Lalu bagaimana dengan peranan zakat, pembagian sembako, dan bentuk-bentuk derma lainnya?

“Ya, saya kira itu baik, dan sudah menjadi kewajiban bagi mereka yang memiliki kuasa untuk berbagi. Puisi malam lebaran itu saya kira bentuk kegelisahan sosial yang selalu saja berulang. Bahkan di malam lebaran sekalipun.”

Kita tahu betul, kalau malam lebaran tak ada lagi bulan di langit. Tapi anda tak memperdulikan itu?

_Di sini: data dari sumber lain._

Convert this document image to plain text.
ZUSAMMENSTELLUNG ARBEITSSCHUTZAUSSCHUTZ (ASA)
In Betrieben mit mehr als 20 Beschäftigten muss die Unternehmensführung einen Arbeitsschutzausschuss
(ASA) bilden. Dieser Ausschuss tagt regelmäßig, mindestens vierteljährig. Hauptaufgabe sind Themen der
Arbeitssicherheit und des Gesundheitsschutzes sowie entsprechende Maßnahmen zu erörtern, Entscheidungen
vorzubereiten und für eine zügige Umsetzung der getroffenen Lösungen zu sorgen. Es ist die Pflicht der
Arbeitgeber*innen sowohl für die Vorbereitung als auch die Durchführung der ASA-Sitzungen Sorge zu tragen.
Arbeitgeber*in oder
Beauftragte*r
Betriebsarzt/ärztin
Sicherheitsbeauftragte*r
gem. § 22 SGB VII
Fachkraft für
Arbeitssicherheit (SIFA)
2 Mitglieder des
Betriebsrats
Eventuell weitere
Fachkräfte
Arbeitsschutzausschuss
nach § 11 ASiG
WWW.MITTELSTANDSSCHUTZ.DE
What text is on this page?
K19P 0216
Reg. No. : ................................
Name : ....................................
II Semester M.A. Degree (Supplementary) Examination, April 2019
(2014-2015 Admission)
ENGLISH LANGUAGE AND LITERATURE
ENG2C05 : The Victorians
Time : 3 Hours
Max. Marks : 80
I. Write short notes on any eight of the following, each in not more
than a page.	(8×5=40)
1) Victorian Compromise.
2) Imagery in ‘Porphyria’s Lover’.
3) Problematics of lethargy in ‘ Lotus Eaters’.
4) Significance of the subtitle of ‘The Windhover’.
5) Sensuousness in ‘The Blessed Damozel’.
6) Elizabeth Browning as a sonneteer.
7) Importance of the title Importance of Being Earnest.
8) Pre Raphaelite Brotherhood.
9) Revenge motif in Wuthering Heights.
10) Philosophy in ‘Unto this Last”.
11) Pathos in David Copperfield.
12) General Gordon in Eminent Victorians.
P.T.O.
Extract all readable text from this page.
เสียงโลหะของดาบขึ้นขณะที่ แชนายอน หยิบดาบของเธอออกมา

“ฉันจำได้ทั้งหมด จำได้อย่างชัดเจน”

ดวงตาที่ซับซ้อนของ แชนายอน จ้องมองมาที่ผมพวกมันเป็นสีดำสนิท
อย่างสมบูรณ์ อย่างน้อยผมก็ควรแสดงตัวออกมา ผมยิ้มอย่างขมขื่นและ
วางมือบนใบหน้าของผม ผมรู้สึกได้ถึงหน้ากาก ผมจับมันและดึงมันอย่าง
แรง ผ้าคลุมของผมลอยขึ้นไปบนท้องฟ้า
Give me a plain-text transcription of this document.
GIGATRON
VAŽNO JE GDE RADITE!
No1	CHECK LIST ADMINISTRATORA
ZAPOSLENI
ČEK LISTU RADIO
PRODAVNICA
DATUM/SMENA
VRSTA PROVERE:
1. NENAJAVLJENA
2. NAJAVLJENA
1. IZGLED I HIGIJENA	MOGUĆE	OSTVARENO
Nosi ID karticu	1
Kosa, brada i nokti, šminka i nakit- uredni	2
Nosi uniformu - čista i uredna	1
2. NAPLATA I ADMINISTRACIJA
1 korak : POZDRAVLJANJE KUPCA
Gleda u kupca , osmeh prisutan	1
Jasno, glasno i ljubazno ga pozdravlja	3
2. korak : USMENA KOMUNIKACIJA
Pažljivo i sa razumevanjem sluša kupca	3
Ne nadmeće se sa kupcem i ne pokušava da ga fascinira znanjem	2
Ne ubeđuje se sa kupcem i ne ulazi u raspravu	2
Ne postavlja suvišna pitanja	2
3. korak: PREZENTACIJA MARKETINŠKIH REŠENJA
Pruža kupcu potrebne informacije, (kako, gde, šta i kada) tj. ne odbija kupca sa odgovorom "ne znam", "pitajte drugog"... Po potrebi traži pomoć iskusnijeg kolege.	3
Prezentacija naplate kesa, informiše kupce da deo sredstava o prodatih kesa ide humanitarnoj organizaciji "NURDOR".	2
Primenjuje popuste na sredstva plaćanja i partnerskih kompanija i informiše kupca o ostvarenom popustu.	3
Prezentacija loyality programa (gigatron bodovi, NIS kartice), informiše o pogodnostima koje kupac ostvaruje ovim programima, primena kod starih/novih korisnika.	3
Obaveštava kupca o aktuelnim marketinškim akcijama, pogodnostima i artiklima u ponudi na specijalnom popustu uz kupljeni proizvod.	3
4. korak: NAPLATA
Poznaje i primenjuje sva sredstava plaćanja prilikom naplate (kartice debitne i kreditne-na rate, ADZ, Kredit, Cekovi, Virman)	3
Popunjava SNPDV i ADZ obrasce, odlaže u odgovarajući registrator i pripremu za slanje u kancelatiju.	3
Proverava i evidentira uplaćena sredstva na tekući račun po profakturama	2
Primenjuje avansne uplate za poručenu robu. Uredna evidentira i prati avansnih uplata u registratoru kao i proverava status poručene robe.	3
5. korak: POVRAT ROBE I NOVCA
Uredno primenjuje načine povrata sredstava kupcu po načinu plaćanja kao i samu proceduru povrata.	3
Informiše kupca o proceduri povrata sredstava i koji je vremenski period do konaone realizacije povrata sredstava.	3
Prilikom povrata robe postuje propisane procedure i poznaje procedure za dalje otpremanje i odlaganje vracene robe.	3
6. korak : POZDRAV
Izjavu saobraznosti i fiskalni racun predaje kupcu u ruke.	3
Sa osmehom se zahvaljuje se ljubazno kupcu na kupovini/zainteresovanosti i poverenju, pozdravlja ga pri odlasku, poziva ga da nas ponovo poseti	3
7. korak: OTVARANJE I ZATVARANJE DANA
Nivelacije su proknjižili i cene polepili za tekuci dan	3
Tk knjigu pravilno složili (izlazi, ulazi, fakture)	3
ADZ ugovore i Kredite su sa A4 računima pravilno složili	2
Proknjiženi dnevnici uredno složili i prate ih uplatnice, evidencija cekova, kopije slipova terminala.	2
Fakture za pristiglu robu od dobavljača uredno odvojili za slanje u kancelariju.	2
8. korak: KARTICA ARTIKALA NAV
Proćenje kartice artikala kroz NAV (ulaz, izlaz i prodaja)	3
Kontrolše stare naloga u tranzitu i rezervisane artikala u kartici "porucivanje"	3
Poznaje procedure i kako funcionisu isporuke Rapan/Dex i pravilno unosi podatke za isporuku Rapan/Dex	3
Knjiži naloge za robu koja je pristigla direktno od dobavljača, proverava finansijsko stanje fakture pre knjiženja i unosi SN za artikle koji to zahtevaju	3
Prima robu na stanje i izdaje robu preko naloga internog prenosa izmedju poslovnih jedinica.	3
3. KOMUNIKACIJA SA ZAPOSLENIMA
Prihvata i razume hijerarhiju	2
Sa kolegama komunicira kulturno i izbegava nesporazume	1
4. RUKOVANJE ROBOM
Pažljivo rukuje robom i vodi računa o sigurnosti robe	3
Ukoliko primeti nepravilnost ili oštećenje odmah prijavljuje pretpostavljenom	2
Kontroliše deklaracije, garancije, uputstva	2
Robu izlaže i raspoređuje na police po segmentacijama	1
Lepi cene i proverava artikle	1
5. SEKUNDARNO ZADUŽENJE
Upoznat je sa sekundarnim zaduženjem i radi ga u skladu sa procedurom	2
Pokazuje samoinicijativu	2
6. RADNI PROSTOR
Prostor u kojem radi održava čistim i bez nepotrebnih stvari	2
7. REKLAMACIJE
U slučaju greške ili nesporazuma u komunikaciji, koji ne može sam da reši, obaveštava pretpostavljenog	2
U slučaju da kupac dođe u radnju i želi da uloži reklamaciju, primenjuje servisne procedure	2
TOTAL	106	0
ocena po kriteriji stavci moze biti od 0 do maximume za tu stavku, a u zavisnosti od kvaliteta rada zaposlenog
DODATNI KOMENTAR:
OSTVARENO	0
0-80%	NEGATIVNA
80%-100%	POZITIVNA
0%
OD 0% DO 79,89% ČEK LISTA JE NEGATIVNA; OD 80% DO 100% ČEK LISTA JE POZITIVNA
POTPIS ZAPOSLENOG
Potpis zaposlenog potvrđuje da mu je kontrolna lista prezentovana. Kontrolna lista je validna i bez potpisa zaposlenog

“Sebagai karya sastra, penulisan puisi tentu dibolehkan menggunakan sebuah metafora, bukan untuk memperhalus atau menyembunyikan realitas. Tapi itu sebagai bentuk pengungkapan makna realitas agar lebih menggigit. Maksudnya, supaya mengundang tanya bagi pembacanya. Keberhasilan sebuah karya, salah satunya saya kira ketika karya itu mengundang lebih banyak pertanyaan. Berarti ada kegelisahan untuk mengetahuinya lebih jelas lagi. Maka dengan demikian akan terjadi lebih banyak pengungkapan dari hal-hal yang belum terpahami.”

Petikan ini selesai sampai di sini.